Sagle resident and real estate broker Alex Murray told commissioners the area has $397 million in real estate which generates $3.4 million in tax revenue. Even if there was only a 35-percent decline in values, that value and revenue would drop to $139 million and $2.2 million, respectively.

“This is just the wrong place for it,” said Murray.

Opponents further argued that the quarry was a nonconforming use, although Bonner County Planning officials said the pit has been operating under a conditional use permit since the 1990s.

Some also argued that the volume of opposition required commissioners to turn the proposal down, although the board said it had to decide the proposal based on the law rather than public’s wishes.

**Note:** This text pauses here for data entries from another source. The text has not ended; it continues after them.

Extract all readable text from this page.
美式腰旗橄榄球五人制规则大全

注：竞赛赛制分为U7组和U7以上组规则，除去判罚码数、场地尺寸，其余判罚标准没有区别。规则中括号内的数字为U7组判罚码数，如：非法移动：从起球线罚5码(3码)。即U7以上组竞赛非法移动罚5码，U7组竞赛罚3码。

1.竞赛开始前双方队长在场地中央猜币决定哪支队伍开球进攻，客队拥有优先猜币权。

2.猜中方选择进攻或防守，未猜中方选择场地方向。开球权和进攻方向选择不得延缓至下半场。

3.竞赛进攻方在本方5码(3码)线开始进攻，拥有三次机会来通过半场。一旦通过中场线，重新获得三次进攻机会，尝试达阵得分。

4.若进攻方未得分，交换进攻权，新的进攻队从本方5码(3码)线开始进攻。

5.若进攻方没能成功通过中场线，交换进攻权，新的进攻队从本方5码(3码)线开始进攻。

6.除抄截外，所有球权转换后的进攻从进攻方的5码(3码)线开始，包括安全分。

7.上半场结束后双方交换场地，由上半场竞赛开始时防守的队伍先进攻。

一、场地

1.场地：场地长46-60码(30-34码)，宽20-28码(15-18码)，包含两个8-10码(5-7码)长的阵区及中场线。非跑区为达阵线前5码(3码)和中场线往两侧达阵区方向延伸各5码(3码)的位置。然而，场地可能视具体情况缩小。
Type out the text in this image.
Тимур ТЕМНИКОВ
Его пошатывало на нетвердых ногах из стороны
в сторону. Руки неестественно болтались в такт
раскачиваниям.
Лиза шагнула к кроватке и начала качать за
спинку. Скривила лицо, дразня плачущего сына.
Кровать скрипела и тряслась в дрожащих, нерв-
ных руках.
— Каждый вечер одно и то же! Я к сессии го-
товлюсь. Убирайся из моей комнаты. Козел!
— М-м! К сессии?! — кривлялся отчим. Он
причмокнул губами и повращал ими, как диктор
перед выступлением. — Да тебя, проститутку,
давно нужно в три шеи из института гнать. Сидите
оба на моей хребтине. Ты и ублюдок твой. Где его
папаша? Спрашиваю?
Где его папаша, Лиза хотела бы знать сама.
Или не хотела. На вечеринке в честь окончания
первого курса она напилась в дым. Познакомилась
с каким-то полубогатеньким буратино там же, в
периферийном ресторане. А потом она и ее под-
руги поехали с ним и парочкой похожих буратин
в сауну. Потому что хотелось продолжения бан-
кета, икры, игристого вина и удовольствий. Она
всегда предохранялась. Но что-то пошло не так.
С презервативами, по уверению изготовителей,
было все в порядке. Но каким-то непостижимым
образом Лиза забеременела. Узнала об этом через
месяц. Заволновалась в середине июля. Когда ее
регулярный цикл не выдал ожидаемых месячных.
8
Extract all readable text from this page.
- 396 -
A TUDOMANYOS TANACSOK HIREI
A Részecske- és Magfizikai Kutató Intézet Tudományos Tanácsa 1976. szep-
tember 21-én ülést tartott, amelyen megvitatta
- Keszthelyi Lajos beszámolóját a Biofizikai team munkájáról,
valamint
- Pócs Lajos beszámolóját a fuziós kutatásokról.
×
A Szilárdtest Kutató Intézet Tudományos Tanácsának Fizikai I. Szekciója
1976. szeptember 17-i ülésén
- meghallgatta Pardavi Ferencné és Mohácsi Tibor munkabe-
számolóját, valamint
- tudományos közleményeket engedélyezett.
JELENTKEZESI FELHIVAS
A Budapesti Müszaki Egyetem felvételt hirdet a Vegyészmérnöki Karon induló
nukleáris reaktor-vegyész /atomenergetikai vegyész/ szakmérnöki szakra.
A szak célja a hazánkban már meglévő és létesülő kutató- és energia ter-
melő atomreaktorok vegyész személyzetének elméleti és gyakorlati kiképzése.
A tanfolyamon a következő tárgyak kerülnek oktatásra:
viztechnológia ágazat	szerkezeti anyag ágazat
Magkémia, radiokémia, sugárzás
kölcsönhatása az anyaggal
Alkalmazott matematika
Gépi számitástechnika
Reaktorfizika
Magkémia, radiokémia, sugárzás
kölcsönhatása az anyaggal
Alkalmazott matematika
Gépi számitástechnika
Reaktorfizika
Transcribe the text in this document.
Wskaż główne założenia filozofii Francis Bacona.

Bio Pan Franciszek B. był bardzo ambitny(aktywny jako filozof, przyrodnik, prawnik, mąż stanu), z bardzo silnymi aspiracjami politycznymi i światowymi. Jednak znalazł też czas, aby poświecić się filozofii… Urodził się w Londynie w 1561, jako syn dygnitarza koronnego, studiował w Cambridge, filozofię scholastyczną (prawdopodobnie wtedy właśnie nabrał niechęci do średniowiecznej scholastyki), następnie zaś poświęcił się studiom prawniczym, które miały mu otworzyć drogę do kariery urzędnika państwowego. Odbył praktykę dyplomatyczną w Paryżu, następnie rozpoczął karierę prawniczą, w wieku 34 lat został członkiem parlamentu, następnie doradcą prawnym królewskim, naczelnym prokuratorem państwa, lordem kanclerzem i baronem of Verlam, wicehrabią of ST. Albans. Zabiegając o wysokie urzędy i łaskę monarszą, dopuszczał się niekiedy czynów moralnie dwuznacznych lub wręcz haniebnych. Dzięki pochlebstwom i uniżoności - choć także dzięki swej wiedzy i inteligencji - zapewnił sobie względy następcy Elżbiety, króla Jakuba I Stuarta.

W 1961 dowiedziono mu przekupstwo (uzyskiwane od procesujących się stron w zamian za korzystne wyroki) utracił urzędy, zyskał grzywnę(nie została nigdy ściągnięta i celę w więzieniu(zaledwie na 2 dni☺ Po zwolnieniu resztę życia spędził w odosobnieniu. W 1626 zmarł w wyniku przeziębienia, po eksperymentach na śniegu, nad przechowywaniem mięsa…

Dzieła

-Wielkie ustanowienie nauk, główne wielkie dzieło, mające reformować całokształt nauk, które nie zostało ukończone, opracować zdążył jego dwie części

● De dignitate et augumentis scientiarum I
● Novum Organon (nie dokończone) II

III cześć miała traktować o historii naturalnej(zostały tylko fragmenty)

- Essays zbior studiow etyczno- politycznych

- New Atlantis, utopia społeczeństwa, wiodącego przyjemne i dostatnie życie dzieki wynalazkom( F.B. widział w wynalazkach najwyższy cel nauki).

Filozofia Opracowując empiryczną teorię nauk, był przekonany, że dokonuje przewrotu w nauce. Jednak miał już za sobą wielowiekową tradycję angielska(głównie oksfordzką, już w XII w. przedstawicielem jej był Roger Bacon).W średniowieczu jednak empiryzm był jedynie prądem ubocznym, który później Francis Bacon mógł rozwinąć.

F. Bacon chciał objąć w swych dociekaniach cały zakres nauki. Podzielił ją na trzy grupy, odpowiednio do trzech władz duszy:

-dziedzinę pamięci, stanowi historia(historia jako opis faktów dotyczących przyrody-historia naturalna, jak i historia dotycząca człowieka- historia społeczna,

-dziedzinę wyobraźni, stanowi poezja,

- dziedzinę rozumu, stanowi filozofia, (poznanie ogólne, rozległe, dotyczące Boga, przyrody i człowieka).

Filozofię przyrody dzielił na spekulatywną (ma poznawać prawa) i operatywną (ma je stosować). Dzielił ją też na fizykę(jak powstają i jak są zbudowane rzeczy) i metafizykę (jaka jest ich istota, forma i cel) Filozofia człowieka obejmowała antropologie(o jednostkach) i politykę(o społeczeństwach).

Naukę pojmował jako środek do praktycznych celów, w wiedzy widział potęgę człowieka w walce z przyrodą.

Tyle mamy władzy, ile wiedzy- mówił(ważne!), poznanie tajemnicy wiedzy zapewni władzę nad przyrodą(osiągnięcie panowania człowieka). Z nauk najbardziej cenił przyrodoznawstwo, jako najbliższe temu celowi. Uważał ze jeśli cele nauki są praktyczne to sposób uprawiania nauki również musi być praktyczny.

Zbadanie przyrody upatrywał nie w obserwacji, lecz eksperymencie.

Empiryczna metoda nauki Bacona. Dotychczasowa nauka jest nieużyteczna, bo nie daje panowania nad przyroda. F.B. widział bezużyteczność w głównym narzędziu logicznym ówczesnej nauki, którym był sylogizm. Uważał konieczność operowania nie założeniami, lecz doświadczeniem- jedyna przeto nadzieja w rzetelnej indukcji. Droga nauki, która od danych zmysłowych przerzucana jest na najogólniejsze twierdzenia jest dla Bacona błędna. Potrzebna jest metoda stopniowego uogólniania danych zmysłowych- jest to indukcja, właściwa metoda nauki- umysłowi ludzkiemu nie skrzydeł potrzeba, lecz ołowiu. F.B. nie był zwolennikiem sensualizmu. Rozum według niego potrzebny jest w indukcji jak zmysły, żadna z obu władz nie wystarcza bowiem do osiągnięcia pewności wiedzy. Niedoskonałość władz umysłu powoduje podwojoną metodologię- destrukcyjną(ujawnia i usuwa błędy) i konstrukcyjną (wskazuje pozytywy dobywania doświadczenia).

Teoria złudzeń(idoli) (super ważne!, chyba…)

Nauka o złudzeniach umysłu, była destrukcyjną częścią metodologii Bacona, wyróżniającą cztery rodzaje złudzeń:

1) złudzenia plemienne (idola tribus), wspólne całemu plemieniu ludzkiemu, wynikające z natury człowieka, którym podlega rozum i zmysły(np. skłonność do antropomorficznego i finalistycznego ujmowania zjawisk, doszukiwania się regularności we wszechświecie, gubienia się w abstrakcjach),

Commissioner Dan McDonald said he had trouble with the argument that Interstate’s operations would go from smooth to horrible simply by changing zip codes.

“I’m having a hard time wrapping my head around that somehow changing,” said McDonald.

Commissioner Jeff Connolly bristled at the accusation that the board had prejudged the appeal and noted that Interstate has not revealed itself to a “bad actor” in its operations here and elsewhere in the Northwest.

“I don’t see a lot of places better than this,” added Connolly. “The fact of the matter is that these plants are going to be somewhere.”

Board Chairman Glen Bailey said conditions of approval, which include requiring Interstate to use the best-available emission control technologies and operating within state and federal air quality guidelines, adequately safeguard the public.

“The conditions, if we go ahead and decide to approve this, pretty much cover the concerns we have heard today,” he said.